Mr Sam and the Fiasco of the Slacks
In news that has nothing to do with the slacks, I can hear a big flock of geese out my window, honking, announcing their flight South. And yesterday, the Sam and I went to the Arnold Arboretum in Jamaica Plains. Pretty pretty. Some pictures. The first one represents our best attempts to take a picture of ourselves. Notice all the trees we managed to include ...
Now, the fiasco: This morning Sam tried to wear a pair of black pants to work. He prefers jeans, but a while back I bought him a nice shiny new pair from Kohl's and I've been whining a little that he hadn't worn them much, especially since they've caused a fair bit of hassle. (No, they aren't actually shiny.)
What happened was, I bought the pants. And they were on clearance, so I got the NICER pair, because my bargain hunting sometimes frightens Sam. I brought them home and presented them triumphantly, like a caveman presenting his woolly mammoth kill.
Now. When I get new clothes, even when I'm the one who bought them and tried them on in the store, I try them on again with the clothes I have at home, check out my butt in the mirror, make sure everything's a-okay. If the clothes suddenly seem less then perfect, if my butt feels unflattered, no problem. I simply return the clothes. Returning clothes is almost more fun than buying them in the first place, when you're a deja. I get to take them back and get DIFFERENT clothes, with money that feels free because I spent it yesterday. This is how I shop: returning about 50-75% of what I get on the first run. It pleases me.

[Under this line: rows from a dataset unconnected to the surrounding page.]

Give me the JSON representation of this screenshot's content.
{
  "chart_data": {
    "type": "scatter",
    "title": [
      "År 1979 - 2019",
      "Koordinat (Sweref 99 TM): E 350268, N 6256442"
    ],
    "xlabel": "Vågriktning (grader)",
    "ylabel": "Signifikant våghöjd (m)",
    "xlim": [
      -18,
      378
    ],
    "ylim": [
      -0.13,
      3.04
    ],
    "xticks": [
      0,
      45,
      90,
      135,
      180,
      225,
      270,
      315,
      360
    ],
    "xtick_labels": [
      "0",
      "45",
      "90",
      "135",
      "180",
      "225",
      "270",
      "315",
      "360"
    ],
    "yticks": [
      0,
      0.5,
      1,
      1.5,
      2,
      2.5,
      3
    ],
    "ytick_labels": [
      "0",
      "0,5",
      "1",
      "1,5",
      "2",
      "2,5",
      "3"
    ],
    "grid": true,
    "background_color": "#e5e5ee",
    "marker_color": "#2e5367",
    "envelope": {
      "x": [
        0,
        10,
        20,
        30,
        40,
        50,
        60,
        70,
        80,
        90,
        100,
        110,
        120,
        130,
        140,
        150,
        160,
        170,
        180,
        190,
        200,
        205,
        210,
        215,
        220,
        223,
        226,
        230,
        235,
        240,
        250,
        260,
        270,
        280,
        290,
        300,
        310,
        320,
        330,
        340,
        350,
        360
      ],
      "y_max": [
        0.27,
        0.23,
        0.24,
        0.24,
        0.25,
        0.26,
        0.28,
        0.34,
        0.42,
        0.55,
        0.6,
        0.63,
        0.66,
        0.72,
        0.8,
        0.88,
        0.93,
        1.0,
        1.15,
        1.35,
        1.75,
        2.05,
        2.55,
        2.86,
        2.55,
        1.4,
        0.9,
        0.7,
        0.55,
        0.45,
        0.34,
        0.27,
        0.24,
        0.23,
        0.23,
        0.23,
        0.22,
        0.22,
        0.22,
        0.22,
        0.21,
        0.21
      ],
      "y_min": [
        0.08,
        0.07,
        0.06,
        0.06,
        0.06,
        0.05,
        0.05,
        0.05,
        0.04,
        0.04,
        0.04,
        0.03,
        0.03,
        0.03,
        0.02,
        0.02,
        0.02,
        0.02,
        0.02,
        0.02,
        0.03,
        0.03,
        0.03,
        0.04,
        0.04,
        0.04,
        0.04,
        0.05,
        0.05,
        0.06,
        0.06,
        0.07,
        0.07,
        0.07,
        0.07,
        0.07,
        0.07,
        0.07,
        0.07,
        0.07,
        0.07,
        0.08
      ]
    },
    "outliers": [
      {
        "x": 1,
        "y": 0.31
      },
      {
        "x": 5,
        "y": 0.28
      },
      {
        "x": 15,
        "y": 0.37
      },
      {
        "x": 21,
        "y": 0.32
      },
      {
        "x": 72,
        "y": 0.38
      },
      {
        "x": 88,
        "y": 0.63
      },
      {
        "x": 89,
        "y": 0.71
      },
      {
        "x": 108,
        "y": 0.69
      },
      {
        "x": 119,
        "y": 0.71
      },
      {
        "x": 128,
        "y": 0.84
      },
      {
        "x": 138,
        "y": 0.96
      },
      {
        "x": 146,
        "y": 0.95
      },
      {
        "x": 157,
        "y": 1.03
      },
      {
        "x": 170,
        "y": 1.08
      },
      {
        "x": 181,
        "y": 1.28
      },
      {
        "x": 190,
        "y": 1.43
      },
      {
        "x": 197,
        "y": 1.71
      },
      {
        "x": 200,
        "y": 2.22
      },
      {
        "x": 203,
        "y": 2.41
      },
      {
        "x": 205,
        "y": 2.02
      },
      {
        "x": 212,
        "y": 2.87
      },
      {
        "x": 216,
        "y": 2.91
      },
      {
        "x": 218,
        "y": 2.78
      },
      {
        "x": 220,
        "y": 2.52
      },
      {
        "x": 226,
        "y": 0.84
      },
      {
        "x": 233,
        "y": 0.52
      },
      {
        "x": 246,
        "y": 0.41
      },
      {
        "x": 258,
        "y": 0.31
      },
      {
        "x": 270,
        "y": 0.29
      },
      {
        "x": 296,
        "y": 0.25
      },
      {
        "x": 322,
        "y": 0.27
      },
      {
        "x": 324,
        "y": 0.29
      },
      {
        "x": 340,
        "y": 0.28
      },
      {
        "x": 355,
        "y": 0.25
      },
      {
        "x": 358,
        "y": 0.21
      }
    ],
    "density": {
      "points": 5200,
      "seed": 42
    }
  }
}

I'm learning this is not Sam's way, and perhaps it's not the way of the husband, in general. His pretty black slacks sat on top of his dresser for days until I straightened the room and hung them up in the closet. Then one morning, he put them on, conducted his odd maneuver of holding up his pants while holding down his underwear and tucking in his shirt, and went to find his shoes. To my dismay, his pretty black pants were too short. He thought nothing of it, changed slacks, and put those ones back on top of the dresser. Aside from the fact I did a bad job at buying the man clothes, I didn't mind the thought of returning them. Except for one glitch: he'd tossed the tags.
Another element of me as shopper: I'm fastidious about tags. I don't take them off until it's actually time to leave the house and I'm really REALLY sure I want the item. Sam cuts them all off and chucks them before he's even tried the clothes on. This is very strange business.
I looked for the tags, hunted in every wastebasket, examined every counter top. No sign of them. I was devastated. Here was forty bucks, essentially, just sitting on the dresser, nonredeemable. I'm embarrassed to say how much it distressed me. I mean, I think I lost sleep over those pants. Sam, on the other hand, remained unfazed. He said he'd give me the forty bucks if it would make me feel better. But now that we're married, that doesn't help much.
So I decided to try to take them back to Kohl's anyway, throw myself on their mercy, plead clueless husband. And for the record, they were very kind. They would have let me make the return, but they said they actually didn't carry those pants, didn't have that brand in their store at all, as far as they knew. I was huffy; I was rude; I insisted that they did. They told me I was welcome to search the store. If I found the same pants, I could return mine.
Oh I searched and searched. Never has a woman been so determined. But I finally had to admit they appeared to be right: if they had ever carried that brand, they did not now. So much for clearance shopping.
I remained defeated in this slacks fiasco until later that week, when I was straightening up the bedroom again, and I decided to re-hang the poor pants, in hopes that maybe someday I'd be smart enough to let out the hem, or that maybe Sam would shrink or something. And I noticed: those were not the size numbers I had so carefully selected. We'd had a big conversation about how men sizes work, how to pick the right one, etc before I went shopping, and these, these were not those numbers. I went to the closet, flipped through a few hangers, and found the BEAUTIFUL shiny slacks I bought in the FIRST place. The TRUE pants, with their slick black tags still perfectly afixed, and their righteous size numbers clearly proclaimed. What a moment of bliss that was.
By the by, they fit beautifully.
But what I don't understand: how could someone, anyone, put on an OLD pair of pants, and think they had the new one? Are new clothes not one of the purest joys, and can't one tell when fresh fabric enfolds the skin? How could one not notice the taglessness? Sigh. The husband is a strange creature.